Text from my mom, after watching my sons all day:
“Did the boys show you the movie they made that’s 17 minutes long and is the most boring thing on earth?”
I was so busy yesterday, my smart phone had 75% battery left at the end of the day.
My problem with McDonalds is I can’t go retrieve my kids in the play tubes because I can’t fit in the play tubes because I eat at McDonalds.
People don’t frolic enough anymore.
FROLIC YOU PIECES OF SHIT
Interviewer: How would you describe yourself?
Me: Verbally. But I’ve also prepared a dance.
Feeling pretty tough lately and thinking about joining a gang.
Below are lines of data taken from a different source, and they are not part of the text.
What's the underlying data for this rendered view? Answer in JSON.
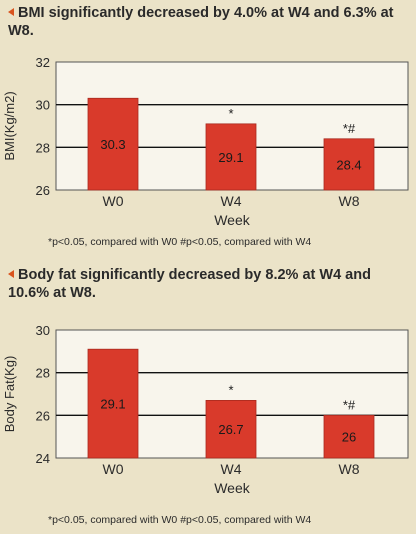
{
  "colors": {
    "bar": "#d93a2b",
    "bar_edge": "#a82a1e",
    "gridline": "#111111",
    "bullet": "#d9541e",
    "background": "#ebe3c8",
    "plot_background": "#f8f5ec"
  },
  "icons": {
    "heading_bullet": "triangle-left-bullet-icon"
  },
  "chart_data": [
    {
      "type": "bar",
      "heading": "BMI significantly decreased by 4.0% at W4 and 6.3% at W8.",
      "categories": [
        "W0",
        "W4",
        "W8"
      ],
      "values": [
        30.3,
        29.1,
        28.4
      ],
      "value_labels": [
        "30.3",
        "29.1",
        "28.4"
      ],
      "significance": [
        "",
        "*",
        "*#"
      ],
      "xlabel": "Week",
      "ylabel": "BMI(Kg/m2)",
      "ylim": [
        26,
        32
      ],
      "yticks": [
        26,
        28,
        30,
        32
      ],
      "grid": true,
      "footnote": "*p<0.05, compared with W0   #p<0.05, compared with W4"
    },
    {
      "type": "bar",
      "heading": "Body fat significantly decreased by 8.2% at W4 and 10.6% at W8.",
      "categories": [
        "W0",
        "W4",
        "W8"
      ],
      "values": [
        29.1,
        26.7,
        26
      ],
      "value_labels": [
        "29.1",
        "26.7",
        "26"
      ],
      "significance": [
        "",
        "*",
        "*#"
      ],
      "xlabel": "Week",
      "ylabel": "Body Fat(Kg)",
      "ylim": [
        24,
        30
      ],
      "yticks": [
        24,
        26,
        28,
        30
      ],
      "grid": true,
      "footnote": "*p<0.05, compared with W0  #p<0.05, compared with W4"
    }
  ]
}
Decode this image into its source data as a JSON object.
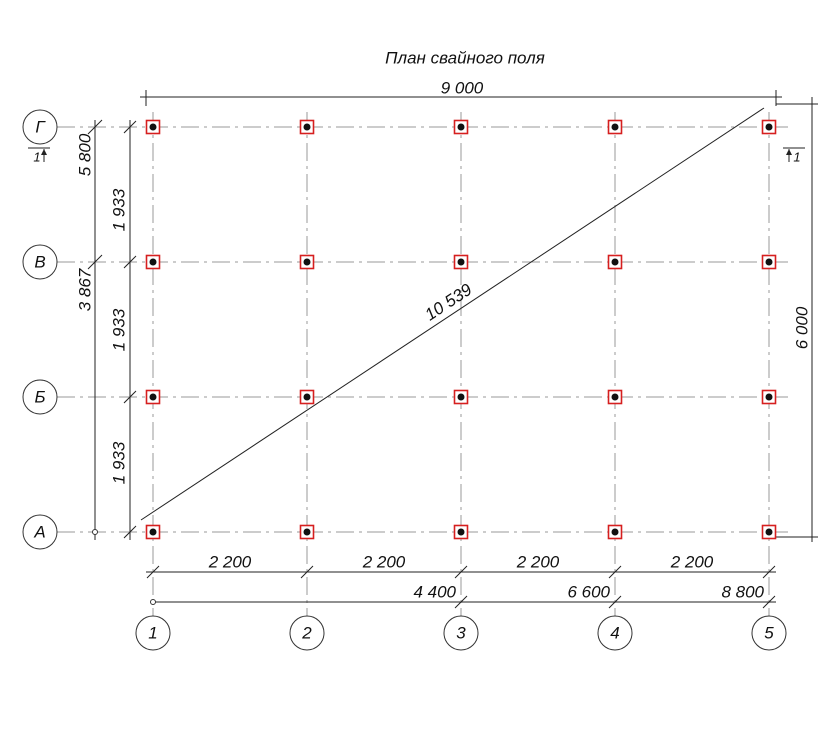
{
  "title": "План свайного поля",
  "dimensions": {
    "overall_width": "9 000",
    "diagonal": "10 539",
    "overall_height": "6 000",
    "left_outer": [
      "5 800",
      "3 867"
    ],
    "left_spans": [
      "1 933",
      "1 933",
      "1 933"
    ],
    "bottom_spans": [
      "2 200",
      "2 200",
      "2 200",
      "2 200"
    ],
    "bottom_cumulative": [
      "4 400",
      "6 600",
      "8 800"
    ]
  },
  "axes": {
    "rows": [
      "Г",
      "В",
      "Б",
      "А"
    ],
    "columns": [
      "1",
      "2",
      "3",
      "4",
      "5"
    ]
  },
  "section_marks": [
    "1",
    "1"
  ]
}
Any of you guys need an accountant?
WIFE: Your heavy drinking is making you delusional
ME: *turns to friend* Do you think that’s true?
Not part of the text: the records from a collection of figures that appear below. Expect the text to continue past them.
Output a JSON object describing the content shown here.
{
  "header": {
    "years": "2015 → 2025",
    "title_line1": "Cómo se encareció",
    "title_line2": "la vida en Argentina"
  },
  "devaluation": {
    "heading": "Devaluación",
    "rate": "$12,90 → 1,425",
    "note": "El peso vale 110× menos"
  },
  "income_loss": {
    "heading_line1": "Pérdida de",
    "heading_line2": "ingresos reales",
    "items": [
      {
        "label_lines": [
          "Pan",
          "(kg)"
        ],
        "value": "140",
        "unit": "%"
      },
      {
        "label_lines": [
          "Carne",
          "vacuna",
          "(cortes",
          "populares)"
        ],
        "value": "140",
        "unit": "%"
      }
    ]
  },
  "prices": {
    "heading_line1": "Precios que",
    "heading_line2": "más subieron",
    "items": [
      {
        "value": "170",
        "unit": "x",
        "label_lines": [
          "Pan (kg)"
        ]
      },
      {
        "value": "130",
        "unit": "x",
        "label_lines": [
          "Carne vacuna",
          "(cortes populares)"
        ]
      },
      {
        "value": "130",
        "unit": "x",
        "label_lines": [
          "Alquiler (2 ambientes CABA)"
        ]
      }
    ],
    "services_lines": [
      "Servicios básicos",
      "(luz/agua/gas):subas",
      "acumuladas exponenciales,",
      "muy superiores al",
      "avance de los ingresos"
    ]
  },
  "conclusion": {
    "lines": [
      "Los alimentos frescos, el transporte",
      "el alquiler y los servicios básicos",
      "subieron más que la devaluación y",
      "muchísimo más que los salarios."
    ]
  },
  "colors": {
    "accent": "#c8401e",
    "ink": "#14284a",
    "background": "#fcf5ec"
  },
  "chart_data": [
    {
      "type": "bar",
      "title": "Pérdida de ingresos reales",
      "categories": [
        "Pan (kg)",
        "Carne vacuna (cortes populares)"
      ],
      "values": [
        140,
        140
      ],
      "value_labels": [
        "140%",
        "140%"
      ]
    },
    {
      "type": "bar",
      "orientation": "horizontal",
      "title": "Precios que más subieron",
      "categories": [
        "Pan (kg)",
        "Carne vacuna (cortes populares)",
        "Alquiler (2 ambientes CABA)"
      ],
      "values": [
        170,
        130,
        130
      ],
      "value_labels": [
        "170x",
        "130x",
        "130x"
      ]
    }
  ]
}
WOLVERINE: Nah, don’t listen to her
I just tried to put my coffee pot in the refrigerator. I obviously slept very well and I’m on the way to a fabulous day.
If any of you have 3 hours to kill our youngest has a great story about how she picked her favorite color.
[a food doesn’t agree with me] i don’t recall asking for your opinion
*Myself at the doctor*
Is this test absolutely necessary?*Taking my dog to the Vet*
Whatever test is necessary, spare no expense.